BACKGROUND
Transgender and gender diverse (TGD) individuals are disproportionately impacted by suicidal thoughts and behaviors (STBs), and intersecting demographic and psychosocial factors may contribute to STB disparities.
OBJECTIVE
In the U.S. Transgender Population Health Survey (N=274), we identified intersecting factors associated with increased risk for suicidal ideation, intent, plan, and attempts; and age of onset for each outcome using conditional inference trees.
METHODS
This approach iteratively partitions samples into subgroups of greater homogeneity with respect to a specific outcome.

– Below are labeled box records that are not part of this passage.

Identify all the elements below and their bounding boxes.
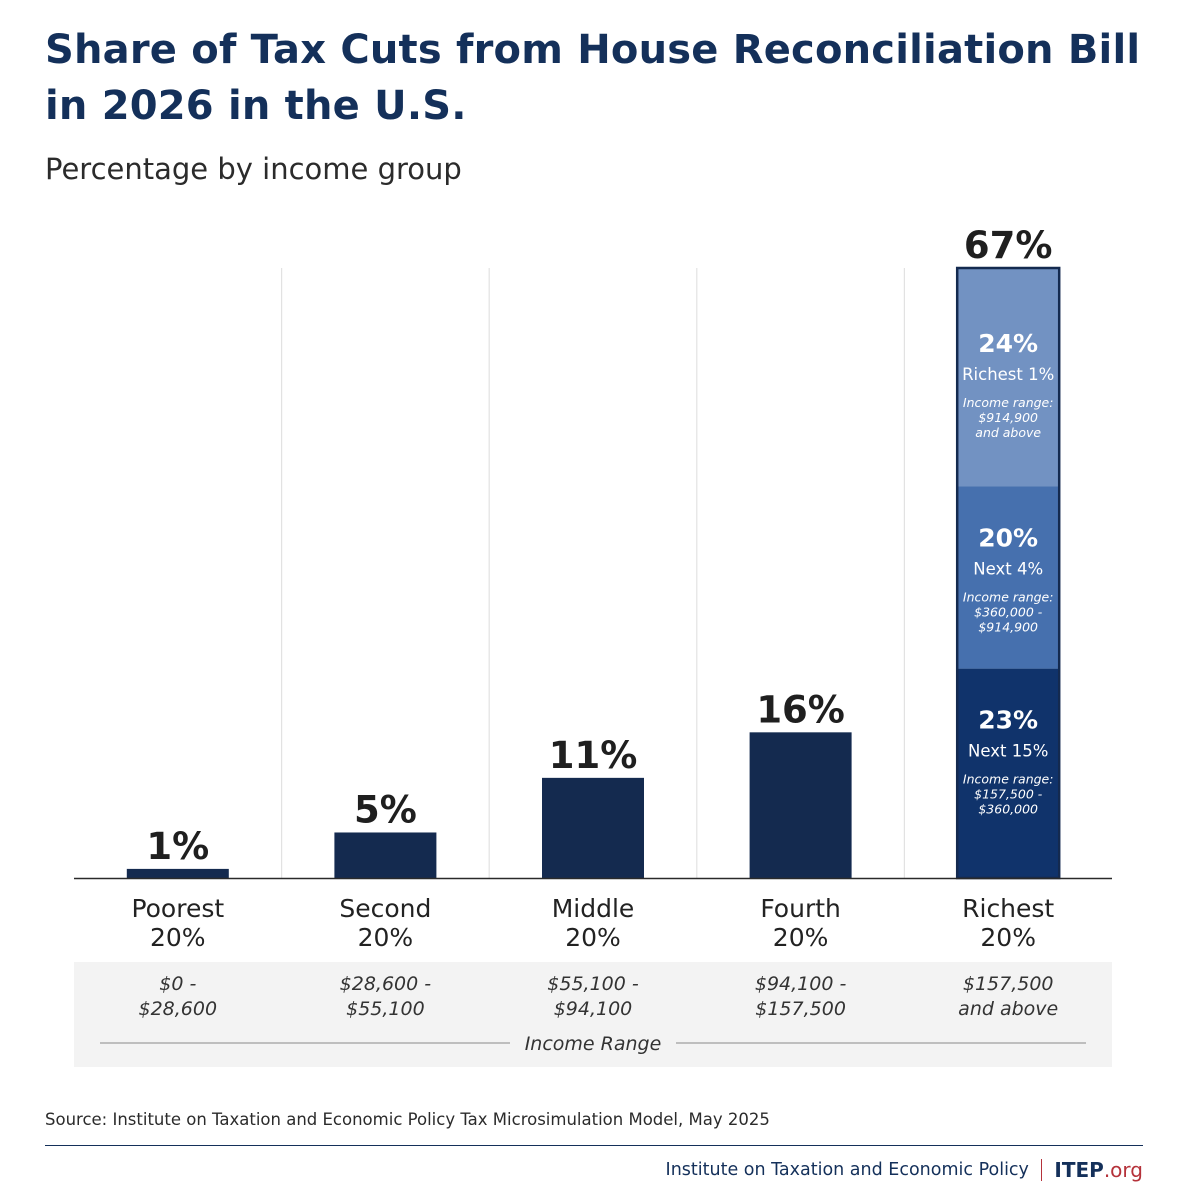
source-note: Source: Institute on Taxation and Econom… — [45, 1110, 770, 1129]
category-label: Fourth — [760, 894, 841, 923]
income-range-value: $0 - — [159, 973, 196, 995]
category-label: 20% — [150, 923, 206, 952]
bar — [749, 732, 852, 878]
footer-divider — [45, 1145, 1143, 1146]
category-label: Poorest — [131, 894, 224, 923]
category-label: Second — [339, 894, 431, 923]
footer: Institute on Taxation and Economic Polic… — [666, 1158, 1143, 1182]
stack-segment — [957, 486, 1060, 669]
bar-value-label: 5% — [354, 788, 417, 831]
segment-percent-label: 23% — [978, 706, 1038, 735]
itep-logo: ITEP.org — [1054, 1158, 1143, 1182]
income-range-value: $28,600 - — [340, 973, 432, 995]
income-range-value: and above — [958, 998, 1058, 1020]
segment-percent-label: 20% — [978, 524, 1038, 553]
category-label: 20% — [980, 923, 1036, 952]
segment-percent-label: 24% — [978, 329, 1038, 358]
income-range-value: $55,100 — [346, 998, 425, 1020]
bar-value-label: 1% — [146, 825, 209, 868]
segment-group-label: Next 4% — [973, 560, 1043, 579]
segment-range-line: $914,900 — [978, 620, 1038, 635]
bar-value-label: 67% — [964, 224, 1053, 267]
segment-group-label: Richest 1% — [962, 365, 1054, 384]
category-label: 20% — [565, 923, 621, 952]
segment-range-line: $360,000 — [978, 802, 1038, 817]
chart-title: Share of Tax Cuts from House Reconciliat… — [45, 27, 1141, 129]
income-range-value: $94,100 - — [755, 973, 847, 995]
category-label: Richest — [962, 894, 1054, 923]
category-label: 20% — [773, 923, 829, 952]
income-range-panel — [74, 962, 1112, 1067]
stack-segment — [957, 268, 1060, 487]
segment-range-line: $914,900 — [978, 410, 1038, 425]
stack-segment — [957, 668, 1060, 878]
segment-range-line: and above — [975, 425, 1041, 440]
income-range-caption: Income Range — [525, 1033, 662, 1055]
bar — [126, 868, 229, 878]
bar-value-label: 11% — [549, 734, 638, 777]
bar — [542, 777, 644, 878]
income-range-value: $94,100 — [554, 998, 633, 1020]
chart-subtitle: Percentage by income group — [45, 152, 462, 186]
income-range-value: $28,600 — [139, 998, 218, 1020]
segment-range-caption: Income range: — [963, 395, 1054, 410]
income-range-value: $157,500 — [755, 998, 846, 1020]
category-label: 20% — [358, 923, 414, 952]
footer-org-name: Institute on Taxation and Economic Polic… — [665, 1160, 1029, 1180]
category-label: Middle — [552, 894, 635, 923]
segment-range-line: $360,000 - — [974, 605, 1043, 620]
segment-group-label: Next 15% — [968, 742, 1048, 761]
segment-range-line: $157,500 - — [974, 787, 1043, 802]
income-range-value: $157,500 — [963, 973, 1054, 995]
segment-range-caption: Income range: — [963, 772, 1054, 787]
bar-value-label: 16% — [756, 688, 845, 731]
footer-separator — [1040, 1159, 1043, 1181]
income-range-value: $55,100 - — [547, 973, 639, 995]
segment-range-caption: Income range: — [963, 590, 1054, 605]
bar — [334, 832, 437, 878]
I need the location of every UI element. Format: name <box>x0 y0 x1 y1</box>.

In separate analyses, we (1) restricted variables to those typically available within electronic medical records (EMRs) and (2) expanded the variable set to include factors not typically within EMRs.
RESULTS
In restricted analyses, younger adults endorsed more frequent ideation, intent, and planning, with intersecting younger age and receiving public assistance associated with increased ideation; no variables were associated with previous suicide attempts. Ages of onset for ideation, plan, and attempts were associated with the intersections of age and gender identity, sexual minority identity, and receiving public assistance. In expanded analyses, psychiatric distress was associated with ideation, intent, and planning, but not attempts. High distress intersecting with high healthcare stereotype threat (HST) was associated with increased ideation, with younger age and lower income exacerbating risk. High discrimination was associated with past attempts, with lower discrimination increasing risk in the context of high HST. Ages of onset for ideation, plan, and attempts were associated with intersecting age, distress, and HST; distress alone, intersecting distress and HST; and intersecting HST and discrimination.
CONCLUSIONS
In this initial test of the conditional inference tree approach to identifying key subgroups with increased STB risk, risk was primarily influenced by intersecting age, distress, HST, and income. Identifying intersecting factors liked to these outcomes is vital for early detection STB risk among TGD individuals. This approach should be tested on a larger scale utilizing EMR data to facilitate service provision to TGD individuals who are at increased risk for STBs.